À peine ouvert, le procès des disparus du Novotel d'Abidjan a été reporté
Près de six ans après la disparition du directeur français du Novotel d'Abidjan et de trois clients, les familles attendent que justice soit faite. Mais le procès prévu mardi en Côte d'Ivoire a finalement été reporté au 21 février.
Le procès des disparus du Novotel d'Abidjan devait s'ouvrir mardi 31 janvier, en Côte d'Ivoire, mais il a été reporté au 21 février. L'affaire avait éclaté en avril 2011, en pleine crise post-électorale ivoirienne, avec l'enlèvement par un commando militaire du directeur de l'hôtel, le Français Stéphane Frantz Di Rippel et de trois clients, dont l'industriel français Yves Lambelin. Seul le corps de cet homme d'affaires a été identifié. Les familles attendent toujours que les zones d'ombres soient levées et que justice soit faite.
Une période de troubles et de combats à Abidjan
Le 4 avril 2011, la fin est proche pour le président déchu Laurent Gbagbo. Lui qui refuse la victoire à son rival Alassane Ouattara a été poussé dans ses derniers retranchements. À Abidjan, son clan contrôle encore le quartier du Plateau, où le Novotel est implanté. Une douzaine de journalistes s'y sont installés. En début d'après-midi, des hommes en treillis, armés de kalachnikov, font irruption dans l'hôtel. Michel Scott, grand reporter à TF1, fait partie des journalistes présents. Installé au 8e étage de l’hôtel, il se souvient qu'une alerte est donnée. "Il y a des intrus dans l’hôtel, il y a des soldats ou des miliciens, planquez-vous dans vos chambres." Michel Scott reste ainsi une vingtaine de minutes à l'abri.
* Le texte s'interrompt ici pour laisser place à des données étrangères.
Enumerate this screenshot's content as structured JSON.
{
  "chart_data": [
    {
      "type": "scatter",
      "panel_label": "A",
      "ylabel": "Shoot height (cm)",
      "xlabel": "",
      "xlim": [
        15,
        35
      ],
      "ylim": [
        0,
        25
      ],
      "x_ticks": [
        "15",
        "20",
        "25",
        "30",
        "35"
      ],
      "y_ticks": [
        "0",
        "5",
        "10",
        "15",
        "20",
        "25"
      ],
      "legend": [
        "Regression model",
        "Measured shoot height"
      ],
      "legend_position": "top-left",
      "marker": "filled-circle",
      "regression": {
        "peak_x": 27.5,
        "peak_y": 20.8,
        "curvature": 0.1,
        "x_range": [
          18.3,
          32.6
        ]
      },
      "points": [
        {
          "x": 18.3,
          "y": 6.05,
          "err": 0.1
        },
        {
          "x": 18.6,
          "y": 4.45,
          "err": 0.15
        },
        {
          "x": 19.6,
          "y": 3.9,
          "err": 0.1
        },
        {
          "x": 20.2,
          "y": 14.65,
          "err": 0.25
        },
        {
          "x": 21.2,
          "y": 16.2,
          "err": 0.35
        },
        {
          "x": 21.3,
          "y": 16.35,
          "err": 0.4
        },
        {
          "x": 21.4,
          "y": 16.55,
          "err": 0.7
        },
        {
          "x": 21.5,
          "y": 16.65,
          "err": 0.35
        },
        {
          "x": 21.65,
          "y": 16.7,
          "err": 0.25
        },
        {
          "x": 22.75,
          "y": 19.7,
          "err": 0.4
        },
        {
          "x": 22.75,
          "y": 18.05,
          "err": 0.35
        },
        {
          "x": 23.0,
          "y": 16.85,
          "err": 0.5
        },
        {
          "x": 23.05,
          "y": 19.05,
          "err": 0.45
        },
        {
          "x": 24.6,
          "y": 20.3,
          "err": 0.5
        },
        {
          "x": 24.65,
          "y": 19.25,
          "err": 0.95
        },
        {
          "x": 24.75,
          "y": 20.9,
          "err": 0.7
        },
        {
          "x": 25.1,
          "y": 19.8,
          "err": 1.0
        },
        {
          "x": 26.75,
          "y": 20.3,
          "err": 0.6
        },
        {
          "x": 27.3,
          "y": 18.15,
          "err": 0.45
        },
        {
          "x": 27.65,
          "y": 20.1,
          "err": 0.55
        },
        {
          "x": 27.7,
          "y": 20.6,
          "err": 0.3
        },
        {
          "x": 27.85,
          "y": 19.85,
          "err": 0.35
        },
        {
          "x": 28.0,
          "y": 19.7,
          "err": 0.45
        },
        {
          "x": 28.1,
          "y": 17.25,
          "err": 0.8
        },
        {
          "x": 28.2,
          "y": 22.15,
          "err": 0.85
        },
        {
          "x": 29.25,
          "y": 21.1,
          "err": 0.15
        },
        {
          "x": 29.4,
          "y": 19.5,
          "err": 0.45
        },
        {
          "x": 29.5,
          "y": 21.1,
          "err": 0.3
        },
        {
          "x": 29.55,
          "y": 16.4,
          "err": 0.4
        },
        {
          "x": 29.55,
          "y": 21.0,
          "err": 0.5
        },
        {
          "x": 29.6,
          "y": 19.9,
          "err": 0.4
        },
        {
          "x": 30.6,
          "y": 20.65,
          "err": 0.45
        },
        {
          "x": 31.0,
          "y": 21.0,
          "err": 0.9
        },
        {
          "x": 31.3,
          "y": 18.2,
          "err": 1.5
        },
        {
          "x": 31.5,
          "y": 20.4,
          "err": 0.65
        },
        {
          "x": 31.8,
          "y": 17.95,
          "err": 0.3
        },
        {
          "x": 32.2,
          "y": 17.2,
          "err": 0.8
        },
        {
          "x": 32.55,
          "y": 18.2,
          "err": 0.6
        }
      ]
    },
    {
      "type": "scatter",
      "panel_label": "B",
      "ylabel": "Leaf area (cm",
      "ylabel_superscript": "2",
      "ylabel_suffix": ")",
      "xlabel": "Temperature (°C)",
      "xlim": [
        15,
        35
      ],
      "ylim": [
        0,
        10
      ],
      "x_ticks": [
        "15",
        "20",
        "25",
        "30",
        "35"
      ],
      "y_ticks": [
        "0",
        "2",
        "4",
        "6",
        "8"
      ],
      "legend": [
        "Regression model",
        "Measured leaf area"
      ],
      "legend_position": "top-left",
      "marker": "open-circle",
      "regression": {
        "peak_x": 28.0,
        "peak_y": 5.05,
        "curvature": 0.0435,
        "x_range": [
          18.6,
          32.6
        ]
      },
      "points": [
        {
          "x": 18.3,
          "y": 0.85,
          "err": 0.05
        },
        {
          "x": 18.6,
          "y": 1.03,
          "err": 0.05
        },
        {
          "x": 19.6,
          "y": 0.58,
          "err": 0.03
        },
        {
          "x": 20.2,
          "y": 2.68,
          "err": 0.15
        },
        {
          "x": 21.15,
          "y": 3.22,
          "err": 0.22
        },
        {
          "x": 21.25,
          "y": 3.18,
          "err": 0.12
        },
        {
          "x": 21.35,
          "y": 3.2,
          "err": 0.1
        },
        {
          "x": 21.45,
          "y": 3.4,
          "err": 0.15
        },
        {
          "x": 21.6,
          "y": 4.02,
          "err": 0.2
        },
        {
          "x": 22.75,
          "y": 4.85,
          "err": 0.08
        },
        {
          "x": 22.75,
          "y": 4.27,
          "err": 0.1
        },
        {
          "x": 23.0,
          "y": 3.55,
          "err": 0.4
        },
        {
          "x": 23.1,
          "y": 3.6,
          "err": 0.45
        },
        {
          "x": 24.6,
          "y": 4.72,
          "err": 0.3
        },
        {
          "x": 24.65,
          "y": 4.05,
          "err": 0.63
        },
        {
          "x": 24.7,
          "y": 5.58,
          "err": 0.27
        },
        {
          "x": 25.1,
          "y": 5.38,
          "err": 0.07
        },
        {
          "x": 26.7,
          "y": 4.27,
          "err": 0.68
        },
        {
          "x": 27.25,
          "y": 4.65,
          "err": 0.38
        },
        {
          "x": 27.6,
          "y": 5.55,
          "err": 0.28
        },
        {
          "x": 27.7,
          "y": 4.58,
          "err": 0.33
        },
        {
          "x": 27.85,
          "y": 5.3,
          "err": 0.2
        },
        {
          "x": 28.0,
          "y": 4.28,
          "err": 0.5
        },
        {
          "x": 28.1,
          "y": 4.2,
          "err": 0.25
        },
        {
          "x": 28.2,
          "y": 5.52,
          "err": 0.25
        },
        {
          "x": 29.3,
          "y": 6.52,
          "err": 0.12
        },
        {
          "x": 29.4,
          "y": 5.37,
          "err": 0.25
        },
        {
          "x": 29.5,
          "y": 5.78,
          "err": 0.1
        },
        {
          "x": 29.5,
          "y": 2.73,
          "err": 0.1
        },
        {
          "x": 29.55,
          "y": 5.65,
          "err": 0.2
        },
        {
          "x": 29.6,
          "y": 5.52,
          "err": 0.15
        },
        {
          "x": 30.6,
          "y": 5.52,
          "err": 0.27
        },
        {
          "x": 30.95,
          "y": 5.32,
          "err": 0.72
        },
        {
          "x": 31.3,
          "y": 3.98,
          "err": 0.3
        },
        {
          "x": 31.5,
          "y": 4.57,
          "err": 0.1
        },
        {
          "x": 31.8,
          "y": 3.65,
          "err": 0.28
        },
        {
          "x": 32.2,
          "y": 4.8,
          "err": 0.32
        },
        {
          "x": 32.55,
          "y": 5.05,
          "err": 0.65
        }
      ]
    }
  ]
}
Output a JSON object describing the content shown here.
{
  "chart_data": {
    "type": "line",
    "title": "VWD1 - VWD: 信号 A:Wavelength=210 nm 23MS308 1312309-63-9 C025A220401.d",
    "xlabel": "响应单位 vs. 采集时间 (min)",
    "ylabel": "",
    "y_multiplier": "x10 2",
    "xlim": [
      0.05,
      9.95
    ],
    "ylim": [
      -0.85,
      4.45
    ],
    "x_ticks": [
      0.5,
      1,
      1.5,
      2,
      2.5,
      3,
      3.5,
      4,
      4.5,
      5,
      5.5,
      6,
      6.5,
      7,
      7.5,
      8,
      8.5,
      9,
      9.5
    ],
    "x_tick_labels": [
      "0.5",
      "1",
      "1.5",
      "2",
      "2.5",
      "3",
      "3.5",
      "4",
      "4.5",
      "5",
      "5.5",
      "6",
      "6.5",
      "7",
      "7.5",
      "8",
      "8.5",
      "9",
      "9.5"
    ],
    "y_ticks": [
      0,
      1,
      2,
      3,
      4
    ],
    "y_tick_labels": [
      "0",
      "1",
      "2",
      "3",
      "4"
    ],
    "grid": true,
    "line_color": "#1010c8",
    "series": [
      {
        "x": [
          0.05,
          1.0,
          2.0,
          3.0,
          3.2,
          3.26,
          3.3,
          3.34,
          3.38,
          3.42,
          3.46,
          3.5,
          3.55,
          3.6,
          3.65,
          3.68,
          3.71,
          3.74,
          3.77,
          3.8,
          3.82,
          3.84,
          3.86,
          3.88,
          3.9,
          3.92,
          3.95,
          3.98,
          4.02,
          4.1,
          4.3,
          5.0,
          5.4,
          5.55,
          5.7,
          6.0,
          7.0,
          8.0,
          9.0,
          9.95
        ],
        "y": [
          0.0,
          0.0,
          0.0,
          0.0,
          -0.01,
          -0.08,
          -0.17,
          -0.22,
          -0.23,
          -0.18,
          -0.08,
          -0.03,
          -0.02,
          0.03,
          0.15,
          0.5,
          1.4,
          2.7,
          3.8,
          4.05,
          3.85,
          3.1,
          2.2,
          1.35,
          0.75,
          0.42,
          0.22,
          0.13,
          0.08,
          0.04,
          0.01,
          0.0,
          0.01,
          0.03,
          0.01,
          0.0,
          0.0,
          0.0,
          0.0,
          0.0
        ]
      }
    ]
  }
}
Quand il sort, il comprend que "quelque chose a eu lieu".
Le geste "héroïque" du directeur de l'hôtel
A l’étage en dessous, le directeur du Novotel, Stéphane Frantz Di Rippel, a été emmené hors de l'établissement, ainsi qu'un industriel, Yves Lambelin, et deux autres clients. Selon des témoins, les membres du commando ont demandé au directeur s'il y avait des journalistes dans l'hôtel. Il a répondu par la négative. "Il nous a sans doute sauvé la vie", estime Michel Scott. "Son geste, son réflexe à ce moment-là, est protecteur pour nous. Ne serait-ce que pour ça, il a eu une attitude héroïque", déclare le journaliste.
Pendant des semaines, personne n'obtient de nouvelles des quatre hommes, jusqu'à début juin 2011, avec la découverte de plusieurs corps dans la lagune. Ce qui s’est passé reste flou.
Des suppositions insoutenables pour les proches
La dernière fois que Karine, la compagne de Stéphane Frantz Di Rippel, a eu des nouvelles de son ami, c'est dans un mail, le 4 avril 2011, reçu vers midi. Karine est au Togo, où elle a été évacuée pour des raisons de sécurité. Deux heures plus tard, Stéphane Frantz Di Rippel est emmené par des hommes du clan Gbagbo. "Un commando d’une douzaine de personnes, armées de fusils d’assaut et de kalachnikov est rentré dans l’hôtel", relate-t-elle. "Stéphane Frantz Di Rippel, Yves Lambelin et deux de ses collaborateurs, auraient été emmenés dans le palais présidentiel, pour être interrogés, torturés et tués", déclare la compagne du dirigeant de l'hôtel.
"On ne sait toujours pas où est Stéphane, s’il a été jeté dans la lagune, s’il a été enterré", se désole Karine.
L'ombre du couple Gbagbo
Dix accusés sont renvoyés devant la justice. Parleront-ils ? Pierre-Olivier Sur, avocat de la famille de Stéphane Frantz Di Rippel, espère des réponses, en particulier sur la possible implication de Laurent et Simone Gbagbo. "Est-ce que la décision est leur décision, ou pas ? On ne le sait pas, mais c’est bien la question première", déclare l'avocat, qui énonce les autres interrogations : "Pourquoi ? Comment ? Où a été jetée la dépouille ?" Me Sur estime que pour la famille, les proches, et en particulier les deux filles du directeur du Novotel, le deuil implique des réponses.
Le procès, à peine ouvert mardi, a été renvoyé au 21 février prochain.